Central Michigan University has supported athletic training education since 1972. Due to the work of our founders, Ken Kopke and Ron Sendre (shown at right) and others, an athletic training minor was approved by the university academic senate in January 1973 and first appeared in the 1973-1974 university bulletin. The Board of Directors of the National Athletic Trainers Association (NATA) approved this education program on July 23, 1973 leading the way to a long tradition of preparing students to become certified athletic trainers (ATC).
As the athletic training profession transformed from a trade to a profession, and curricula and accreditation evolved in the 70's and 80's, so did the education program at CMU. In 1979, the faculty and staff at CMU supported the NATA Professional Education Committee (PEC) resolution to develop athletic training education programs as academic majors and formulated a 64-hour sports medicine major. As published in the 1981-82 bulletin, CMU was proud to offer students the choice of either a major, known then as the Sports Medicine major, or an athletic training minor, as programs of study to achieve national certification. In the spring of 1984, the NATA PEC evaluation team conducted a comprehensive on-site visit. CMU's undergraduate sports medicine major (leading to athletic training certification) was the first program in the country evaluated, by the PEC, as an undergraduate academic major. On June 12, 1984, the NATA Board of Directors continued its approval of CMU's athletic training education programs. Since 1984, many curriculum revisions and accreditation visits have taken place, maintaining the strong tradition of education. Each visit resulted in continuing approval or accreditation of CMU's athletic education programs. The athletic training minor was eliminated in 1989, so faculty and staff could focus its resources and energy on the advancement of the 75-hour athletic training/sports medicine major for the preparation of entry-level certified athletic trainers. The athletic training program's most recent on-site evaluation occurred in the spring of 2006. On July 24, 2006 the Commission of Accreditation of Athletic Training Education (CAATE) awarded CMU's program continuing accreditation with the next comprehensive evaluation scheduled to occur during the 2014-2015 academic year. The Athletic Training Education Program faculty, staff and clinical instructors, as well as the CMU administration, remain committed to excellence for delivering an athletic training program that exceeds the Standards for the Accreditation of Entry-Level Athletic Training Education Programs adopted by CAATE. In 2011-2012, CMU will offer a Bachelor of Science in Athletic Training (BSAT), with a single major, Athletic Training. The BSAT will be the first degree in athletic training in the state of Michigan. In addition, the ATEP has relocated to the School of Rehabilitation and Medical Sciences, within The Herbert H. and Grace A. Dow College of Health Professions.
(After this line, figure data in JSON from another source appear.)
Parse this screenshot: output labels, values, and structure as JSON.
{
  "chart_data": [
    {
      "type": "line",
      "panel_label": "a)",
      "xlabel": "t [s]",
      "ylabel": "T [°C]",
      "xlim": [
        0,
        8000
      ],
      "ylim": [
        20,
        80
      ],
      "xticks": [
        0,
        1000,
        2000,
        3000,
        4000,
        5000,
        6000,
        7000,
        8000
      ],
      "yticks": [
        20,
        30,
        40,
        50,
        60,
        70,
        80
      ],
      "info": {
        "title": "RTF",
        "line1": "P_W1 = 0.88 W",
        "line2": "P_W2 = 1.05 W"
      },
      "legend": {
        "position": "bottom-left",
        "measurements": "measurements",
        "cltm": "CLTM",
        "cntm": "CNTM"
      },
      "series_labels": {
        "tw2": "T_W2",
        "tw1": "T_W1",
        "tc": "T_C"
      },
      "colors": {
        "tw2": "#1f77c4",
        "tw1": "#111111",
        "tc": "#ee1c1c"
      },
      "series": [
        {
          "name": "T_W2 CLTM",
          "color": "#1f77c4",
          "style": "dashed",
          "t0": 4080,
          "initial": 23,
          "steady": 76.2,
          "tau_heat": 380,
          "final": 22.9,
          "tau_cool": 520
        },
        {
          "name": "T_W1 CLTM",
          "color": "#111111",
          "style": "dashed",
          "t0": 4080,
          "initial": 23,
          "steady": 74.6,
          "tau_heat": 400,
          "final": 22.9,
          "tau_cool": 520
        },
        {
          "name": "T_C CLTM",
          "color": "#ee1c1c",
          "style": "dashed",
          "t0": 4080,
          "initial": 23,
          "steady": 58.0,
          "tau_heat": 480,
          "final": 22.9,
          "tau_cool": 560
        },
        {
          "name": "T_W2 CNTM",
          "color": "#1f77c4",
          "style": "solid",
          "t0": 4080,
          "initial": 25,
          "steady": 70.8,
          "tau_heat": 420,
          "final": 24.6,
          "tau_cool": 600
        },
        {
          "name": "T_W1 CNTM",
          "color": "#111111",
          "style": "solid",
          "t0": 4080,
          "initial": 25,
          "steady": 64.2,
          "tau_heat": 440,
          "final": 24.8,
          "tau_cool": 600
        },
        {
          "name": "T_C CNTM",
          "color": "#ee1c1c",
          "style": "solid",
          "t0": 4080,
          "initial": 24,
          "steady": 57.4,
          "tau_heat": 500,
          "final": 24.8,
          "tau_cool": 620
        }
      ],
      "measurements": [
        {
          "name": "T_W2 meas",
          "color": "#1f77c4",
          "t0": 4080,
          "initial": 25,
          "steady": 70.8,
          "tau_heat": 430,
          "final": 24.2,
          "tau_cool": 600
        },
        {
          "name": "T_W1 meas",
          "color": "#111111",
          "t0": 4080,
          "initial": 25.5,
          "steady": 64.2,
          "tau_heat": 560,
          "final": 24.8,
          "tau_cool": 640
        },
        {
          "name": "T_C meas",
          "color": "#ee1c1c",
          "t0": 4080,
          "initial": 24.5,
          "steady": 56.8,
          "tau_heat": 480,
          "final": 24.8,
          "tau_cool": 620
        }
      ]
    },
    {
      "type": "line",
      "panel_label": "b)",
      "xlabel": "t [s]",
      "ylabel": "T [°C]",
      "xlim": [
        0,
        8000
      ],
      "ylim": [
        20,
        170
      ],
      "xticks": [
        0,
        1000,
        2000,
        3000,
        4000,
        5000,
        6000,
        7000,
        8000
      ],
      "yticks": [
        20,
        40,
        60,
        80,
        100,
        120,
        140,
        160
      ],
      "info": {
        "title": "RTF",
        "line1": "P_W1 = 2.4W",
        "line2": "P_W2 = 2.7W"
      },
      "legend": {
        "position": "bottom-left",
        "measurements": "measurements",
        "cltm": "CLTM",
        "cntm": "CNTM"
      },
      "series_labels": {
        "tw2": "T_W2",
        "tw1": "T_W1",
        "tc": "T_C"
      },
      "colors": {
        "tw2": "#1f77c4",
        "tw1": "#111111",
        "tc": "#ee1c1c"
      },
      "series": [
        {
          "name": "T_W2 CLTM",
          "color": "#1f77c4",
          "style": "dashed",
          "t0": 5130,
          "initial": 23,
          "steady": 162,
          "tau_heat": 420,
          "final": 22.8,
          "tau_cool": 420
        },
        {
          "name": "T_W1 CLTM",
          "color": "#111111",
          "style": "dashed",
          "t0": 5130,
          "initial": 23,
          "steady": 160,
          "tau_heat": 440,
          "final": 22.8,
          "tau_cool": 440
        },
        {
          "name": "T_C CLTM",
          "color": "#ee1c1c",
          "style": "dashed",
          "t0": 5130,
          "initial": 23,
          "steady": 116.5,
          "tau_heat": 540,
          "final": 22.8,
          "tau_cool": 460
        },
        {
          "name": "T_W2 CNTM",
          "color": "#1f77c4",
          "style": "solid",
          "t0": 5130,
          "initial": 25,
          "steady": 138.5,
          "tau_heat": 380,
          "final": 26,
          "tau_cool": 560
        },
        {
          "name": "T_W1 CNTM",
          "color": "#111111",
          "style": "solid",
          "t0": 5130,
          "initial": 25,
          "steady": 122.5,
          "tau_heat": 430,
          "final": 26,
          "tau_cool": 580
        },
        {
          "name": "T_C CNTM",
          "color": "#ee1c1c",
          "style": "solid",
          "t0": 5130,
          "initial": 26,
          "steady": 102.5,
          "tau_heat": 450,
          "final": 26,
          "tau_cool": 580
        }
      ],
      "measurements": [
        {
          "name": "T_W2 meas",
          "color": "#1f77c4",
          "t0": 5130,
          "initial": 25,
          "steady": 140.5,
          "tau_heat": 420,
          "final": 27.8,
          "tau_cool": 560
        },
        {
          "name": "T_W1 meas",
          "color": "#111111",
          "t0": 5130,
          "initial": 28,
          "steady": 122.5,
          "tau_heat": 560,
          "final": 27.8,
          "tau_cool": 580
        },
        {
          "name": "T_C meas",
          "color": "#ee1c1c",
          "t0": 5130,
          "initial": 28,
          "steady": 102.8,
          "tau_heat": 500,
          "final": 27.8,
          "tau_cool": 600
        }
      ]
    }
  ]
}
The percentage of students passing the Board of Certification Athletic Training Examination for the last five years ranged from 80 to 100%. Our percentage is well above the national average. Students who graduate with an athletic training major are sought after by employers and accepted into graduate programs. Of the 112 graduates from 2006-2010, 108 (96%) were placed into graduate and professional programs, were taking pre-requisite courses for professional programs, or went into the workforce. For two of the five academic years during that time frame, there was 100% placement. Graduate programs include athletic training, nutrition, kinesiology and exercise science. Professional programs include physical therapy, occupational therapy, physician assistant studies, and medical schools (i.e., allopathic, osteopathic and chiropractic). Graduates entering the workforce are employed throughout the country in hospitals, clinics, industry and corporate facilities, high schools, colleges, professional sports, as well as in performing arts. Furthermore, employer surveys conducted by the ATEP reveal that graduates possess a vast majority of skills and experiences desired by employers and do so at a level consistently equivalent or superior to graduates from other Michigan institutions.